When you look at Brian Eno’s career since 1970, you can see a man going forwards and never looking back. From his time with Roxy Music releasing the first two studio albums with the band (Roxy Music and For Your Pleasure), then embarking as a solo artist starting out with Here Come the Warm Jets, Taking Tiger Mountain (By Strategy), and Another Green World, following it up by producing bands and artists, ranging from; David Bowie, Devo, Talking Heads, U2, John Cale, Laurie Anderson, and then collaborating with Robert Fripp, Kevin Ayers, Nico, Harmonia, Cluster, and now with Beatie Wolfe.
Wofle, whose described in VICE as a “Musical Weirdo and visionary”, has taken her music for different approaches. Into our solar systems, held a solo exhibition at London’s Victoria and Albert Museum of her ‘world first’ designs, and as appointed for the United Nations role model for innovation.
She helped innovated a visual of 800,000 years of NASA’s CO2 data that launched at the Nobel Prize Summit; a Brain installation which was shown at the London Design Biennale in Somerset House, the first bioplastic record she had done with R.E.M’s Michael Stipe, and a collective mail-art project with DEVO’s Mark Mothersbaugh.
For her next collaboration with Brian Eno, that’s a combination that you can’t let go of. The two albums, Luminal and Lateral, are textures that takes us into dream lands and floating into outer space. So, for them to embark on the different parallels they’ve brought to the kitchen table, it seemed like an unexpected idea for them to work together, but it works like a charm.

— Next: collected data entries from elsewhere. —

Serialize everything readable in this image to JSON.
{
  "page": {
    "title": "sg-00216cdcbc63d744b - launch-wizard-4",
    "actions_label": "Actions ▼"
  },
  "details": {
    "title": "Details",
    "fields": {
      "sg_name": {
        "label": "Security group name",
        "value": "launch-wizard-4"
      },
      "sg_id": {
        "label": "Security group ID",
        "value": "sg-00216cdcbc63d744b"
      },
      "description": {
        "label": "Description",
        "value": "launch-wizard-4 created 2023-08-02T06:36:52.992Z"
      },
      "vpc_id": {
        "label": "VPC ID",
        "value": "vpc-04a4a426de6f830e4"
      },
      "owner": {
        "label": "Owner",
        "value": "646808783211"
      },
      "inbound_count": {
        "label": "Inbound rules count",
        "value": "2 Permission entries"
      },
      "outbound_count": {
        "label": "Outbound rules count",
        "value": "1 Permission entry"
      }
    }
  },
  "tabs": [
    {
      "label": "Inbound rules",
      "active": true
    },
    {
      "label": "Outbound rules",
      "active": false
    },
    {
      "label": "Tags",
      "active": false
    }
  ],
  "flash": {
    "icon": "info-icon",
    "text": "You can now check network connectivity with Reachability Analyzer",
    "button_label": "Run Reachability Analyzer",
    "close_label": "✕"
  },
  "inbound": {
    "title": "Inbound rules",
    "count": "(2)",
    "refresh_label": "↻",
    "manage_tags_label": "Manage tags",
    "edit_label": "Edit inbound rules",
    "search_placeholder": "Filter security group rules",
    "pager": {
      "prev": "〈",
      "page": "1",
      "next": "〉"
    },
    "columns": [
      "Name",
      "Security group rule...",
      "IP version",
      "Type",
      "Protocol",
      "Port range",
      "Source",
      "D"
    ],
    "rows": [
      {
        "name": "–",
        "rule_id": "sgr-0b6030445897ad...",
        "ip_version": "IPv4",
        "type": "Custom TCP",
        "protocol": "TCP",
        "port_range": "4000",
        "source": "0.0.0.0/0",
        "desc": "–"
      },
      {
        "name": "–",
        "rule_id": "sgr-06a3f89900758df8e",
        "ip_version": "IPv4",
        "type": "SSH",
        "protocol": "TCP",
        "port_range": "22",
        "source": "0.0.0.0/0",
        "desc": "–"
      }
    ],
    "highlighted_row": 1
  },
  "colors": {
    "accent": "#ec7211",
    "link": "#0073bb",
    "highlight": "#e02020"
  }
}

You have the meditated guidance that surrounds the entire bedroom in your house as you prepare yourself to go to bed for the ‘Milky Sleep’ to begin. It feels like a soothing yet spacey, orientation of taking us into this other universe that’s about to unfold as ‘Hopelessly At Ease’ sees Eno returning back to his Apollo years, continuing where he had left off from the ‘Deep Blue Day’, but adding lyrical lullabies for Wolfe to sing.
Then, on ‘My Lovely Days’ it becomes a country-rock sing-along 12-bar blues structure for Wolfe and Eno, riding along the Western sky in the hottest part of the day during the summertime before diving into the oceanic atmosphere, revealing the tunnels with double-layered guitar textures which speaks of the early Floyd and Crimson’s THRAK-era with a jazzier approach to ‘Play On’.
And now, we go back and forth between Luminal and Lateral. The 8-part suite behind the ‘Big Empty Country’ on Lateral applies a sombering, yet calming arrangement that the duo have envisioned. Its reflection to bring upon a glimmer of hope to be free from all of the chaos we endured five years ago when the world came to a halt due to the pandemic and COVID-19.
The first four parts brings a sense of contacting from other planets, sending Morse code to each other, knowing how’s everything going on their line by experiencing the spirits and the hope they tackle to make sure that they’re still hanging on. And then in the second act, we are outside of the field in the night time, hearing crickets chirping, walking down a quiet section where you can hear a pin drop as you feel a shiver down your spine.
Now back to the Luminal universe! ‘Breath’ has this eerie mellotron-sque, forest sequence, evoking the worlds of Tangerine Dream, Popol Vuh, and Eno’s collaboration with Cluster. It has some darker passages with an unfold truth, revealing all of the nightmares in front of your eyes that resembles the elements of iamthemorning.
The closing piece ‘What We Are’ returns back to its country roots as Eno and Wolfe, walk home seeing the sun coming across the horizon for a brand-new day that’s about to unfold. But its waltzy approach to reach across the heavens that’s on ‘And Live Again’, makes listeners know that its time move forward and never look back at the past and the present.